Detaching Relationships

 

It pains me that I would ever need to instruct people on how to reduce the intimacy and vulnerability of a relationship; to get to an internal state where a person’s words, both positive and negative, have little or no effect. Relational detachment is a therapist’s worst nightmare, but there are some scenarios where it may be appropriate:

-When you frequently come into unavoidable contact with a verbally abusive family member (such as a parent).

-When you do not consider divorce a legitimate option, but your spouse is not in a place to stop hurting you emotionally (If you can safely do so, please remove yourself from physically abusive relationships).

-When you are co-parenting with someone who is not in a place to cooperate or be respectful.

-Other situations where confrontation and resolution with a source of trauma are unlikely or impossible (workplace, school program, etc.).

 

I am almost always in favor of confrontation and repair, and believe all people are capable of it with enough work and patience, but I respect when people determine that setting an emotional boundary will serve them best. I hope it is only done after lengthy deliberation and courageous attempts at repair.

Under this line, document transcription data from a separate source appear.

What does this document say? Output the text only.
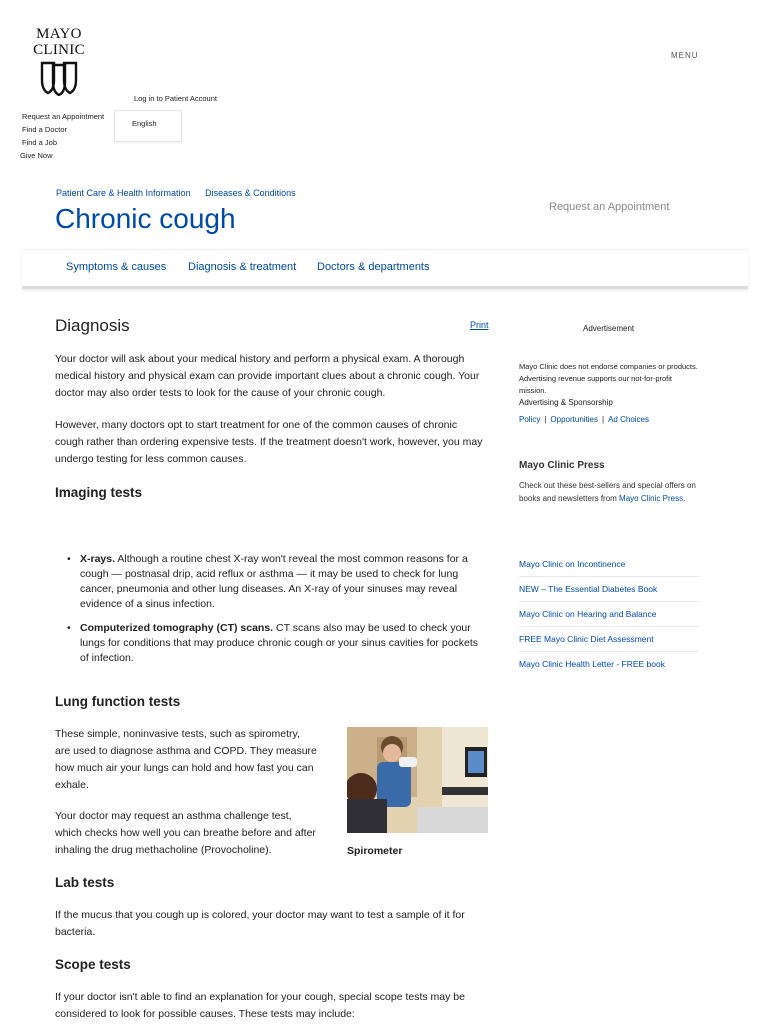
MAYO
CLINIC	MENU
Log in to Patient Account
Request an Appointment
Find a Doctor
Find a Job
Give Now
English
Patient Care & Health Information Diseases & Conditions
Chronic cough	Request an Appointment
Symptoms & causes Diagnosis & treatment Doctors & departments
Diagnosis	Print

Your doctor will ask about your medical history and perform a physical exam. A thorough medical history and physical exam can provide important clues about a chronic cough. Your doctor may also order tests to look for the cause of your chronic cough.

However, many doctors opt to start treatment for one of the common causes of chronic cough rather than ordering expensive tests. If the treatment doesn't work, however, you may undergo testing for less common causes.

Imaging tests
• X-rays. Although a routine chest X-ray won't reveal the most common reasons for a cough — postnasal drip, acid reflux or asthma — it may be used to check for lung cancer, pneumonia and other lung diseases. An X-ray of your sinuses may reveal evidence of a sinus infection.
• Computerized tomography (CT) scans. CT scans also may be used to check your lungs for conditions that may produce chronic cough or your sinus cavities for pockets of infection.
Lung function tests

These simple, noninvasive tests, such as spirometry, are used to diagnose asthma and COPD. They measure how much air your lungs can hold and how fast you can exhale.

Your doctor may request an asthma challenge test, which checks how well you can breathe before and after inhaling the drug methacholine (Provocholine).	Spirometer
Lab tests

If the mucus that you cough up is colored, your doctor may want to test a sample of it for bacteria.

Scope tests

If your doctor isn't able to find an explanation for your cough, special scope tests may be considered to look for possible causes. These tests may include:

Advertisement
Mayo Clinic does not endorse companies or products. Advertising revenue supports our not-for-profit mission.
Advertising & Sponsorship
Policy | Opportunities | Ad Choices
Mayo Clinic Press
Check out these best-sellers and special offers on books and newsletters from Mayo Clinic Press.
Mayo Clinic on Incontinence
NEW – The Essential Diabetes Book
Mayo Clinic on Hearing and Balance
FREE Mayo Clinic Diet Assessment
Mayo Clinic Health Letter - FREE book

So how do we begin detaching? You can probably think of a few people who are already numb in certain relationships. It’s something our brains and bodies will do naturally over time. But there is a way to do this that can increase insight and lead to real healing, rather than just numbing and slapping on band-aids. It involves the processing and evolution of several emotions, usually starting with anger and ending with compassion:

 

Anger: You have been hurt. You have felt ignored, abandoned, disrespected, insulted, criticized, or abused. Your body is feeling threatened and wants to defend itself. Recognize and allow yourself to feel this anger. Let it out in a way that doesn’t hurt anyone (venting to a friend, exercising, burning strongly worded letters).

 

Pain/Shame: What pain is evoking the fight response? What hurts here? What does it mean about you that you could be hurt this way? Talk about the pain you feel from this person. This will help you transition from anger (the outer emotion) to sadness (the inner emotion).

 

Grief: What have you lost? What expectations or needs went unmet? What did you never have? Begin processing what you are letting go as you come to accept that this relationship cannot be expected to improve, and so must be approached differently. What does it mean that you can no longer expect this person to fulfill the role you hoped they would (partner, parent, sibling, mentor, friend...)?

 

Pity: What must be the person’s state if they are continuously hurting you and unable to put effort into repairing? What kinds of unresolved trauma or other mental state are they in to perpetuate this abuse? This is where you might visualize this person as an injured animal (see “Allegory of the Dog”).

 

Compassion/Acceptance: What kind of pain is this person experiencing? What part of the brain are they in (see “Brain and Bucket”)? What feelings have you experienced yourself, or what would you have to experience to do what they do? This is where you recognize the humanity of this person, even if it is hidden beneath thick layers of trauma and suppressed emotions. You come to accept and internalize that this person’s hurtful words and actions are not personal to you; they stem from their own issues. As such, their negative words don’t hurt. Unfortunately, their positive gestures also likely have little effect.

 

This sequence of emotional processing may help you in developing resilience to the effects of a continuous source of trauma, likely someone close to you. It may not happen exactly in this order, and you may need to go through several cycles. Also, it will be almost impossible to detach from someone from whom you derive much of your validation (e.g., trying to emotionally detach from your spouse if you have no close friends and a poor relationship with your parents). You need to have enough emotional support elsewhere if this is going to work.

Lastly, this process does not need to be permanent. You may eventually be in a state to connect intimately and safely with this person in the future, but there are circumstances that may require detachment now, such as drug recovery, incarceration, mood altering medical treatment (like chemotherapy), or a relationship they have that creates a toxic environment. Just as you can learn to detach from someone, you can learn to reattach.

 

Key Points:

-Detaching is sometimes necessary, but is hopefully a last resort in family relationships.

-There is often a sequence of emotions to be processed, which eventually leads toward a distant kind of compassion. If not done mindfully, people tend to just become apathetic, which may be adaptive but has side effects in other relationships. -Detachment requires that secure relationships exist elsewhere. The relationship you are detaching must not be essential to your self-worth.

-It is possible to love someone, and detach from them. This process is not to create apathy, but to protect you and help you accept things as they are.

-The attachment can be recovered, but will take as much or more work as detaching did.